Working online closely mirrors using Excel. For instance, I just clicked cells to modify formulas or values. A few common Excel commands and options (such as summation and sort) are available from eXpresso's toolbar. More extensive edits must be done in Excel itself. Here, an eXpresso plug-in streamlines the process--letting me open, save, and change properties of online files from the Excel toolbar. While editing a spreadsheet online, I could see which users were currently accessing the spreadsheet. The software's chat feature let me strike up an online conversation, and then several of us made real-time edits we'd agreed upon; threads of messages are then archived and associated with the spreadsheet. eXpresso provides some functions that help organize your work. After quickly adding tags to categorize files, I easily searched for all files marked with, say, "2008 Division Budgets." Additionally, this service provides traditional folders for organizing spreadsheets. I used the Compare feature extensively, and it turned out to be one of my favorites. That's because it shows two spreadsheets side-by-side and color-codes what's changed, deleted, or added between them.

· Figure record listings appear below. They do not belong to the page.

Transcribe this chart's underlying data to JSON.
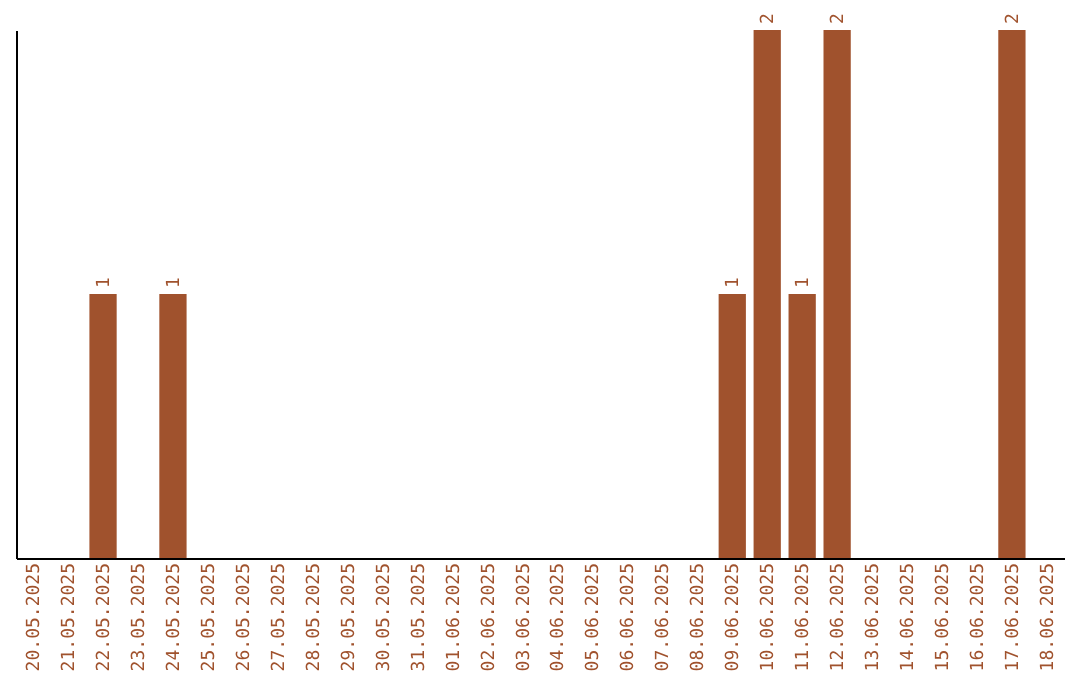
{
  "chart_data": {
    "type": "bar",
    "categories": [
      "20.05.2025",
      "21.05.2025",
      "22.05.2025",
      "23.05.2025",
      "24.05.2025",
      "25.05.2025",
      "26.05.2025",
      "27.05.2025",
      "28.05.2025",
      "29.05.2025",
      "30.05.2025",
      "31.05.2025",
      "01.06.2025",
      "02.06.2025",
      "03.06.2025",
      "04.06.2025",
      "05.06.2025",
      "06.06.2025",
      "07.06.2025",
      "08.06.2025",
      "09.06.2025",
      "10.06.2025",
      "11.06.2025",
      "12.06.2025",
      "13.06.2025",
      "14.06.2025",
      "15.06.2025",
      "16.06.2025",
      "17.06.2025",
      "18.06.2025"
    ],
    "values": [
      0,
      0,
      1,
      0,
      1,
      0,
      0,
      0,
      0,
      0,
      0,
      0,
      0,
      0,
      0,
      0,
      0,
      0,
      0,
      0,
      1,
      2,
      1,
      2,
      0,
      0,
      0,
      0,
      2,
      0
    ],
    "value_labels": [
      null,
      null,
      "1",
      null,
      "1",
      null,
      null,
      null,
      null,
      null,
      null,
      null,
      null,
      null,
      null,
      null,
      null,
      null,
      null,
      null,
      "1",
      "2",
      "1",
      "2",
      null,
      null,
      null,
      null,
      "2",
      null
    ],
    "color": "#a0522d",
    "grid": false,
    "tick_labels": "x"
  }
}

Another important feature, File History Reports, displayed a log of all actions performed on my spreadsheets. Likewise, Cell History Reports show every change made to particular cells. I had no trouble extending this auditing to access controls. For instance, changes to rights are logged to the database, too; this let me spot that someone had edit access to a certain spreadsheet a month ago, but that right was changed to View Only last week. I picture Microsoft countering that collaborative features are available to Excel users through Microsoft Office SharePoint Server (MOSS) 2007, which also provides workflow capabilities. Fair enough, but the cost and complexity of MOSS outstrips eXpresso by leaps and bounds. At the other extreme, free services such as Google Docs & Spreadsheets can't match eXpresso's auditing. eXpresso also trumps these solutions with its collaborative capabilities and alerts. Overall, eXpresso provides a very satisfying experience. And from eXpresso's road map, it appears the few gaps, including workflow, will be addressed.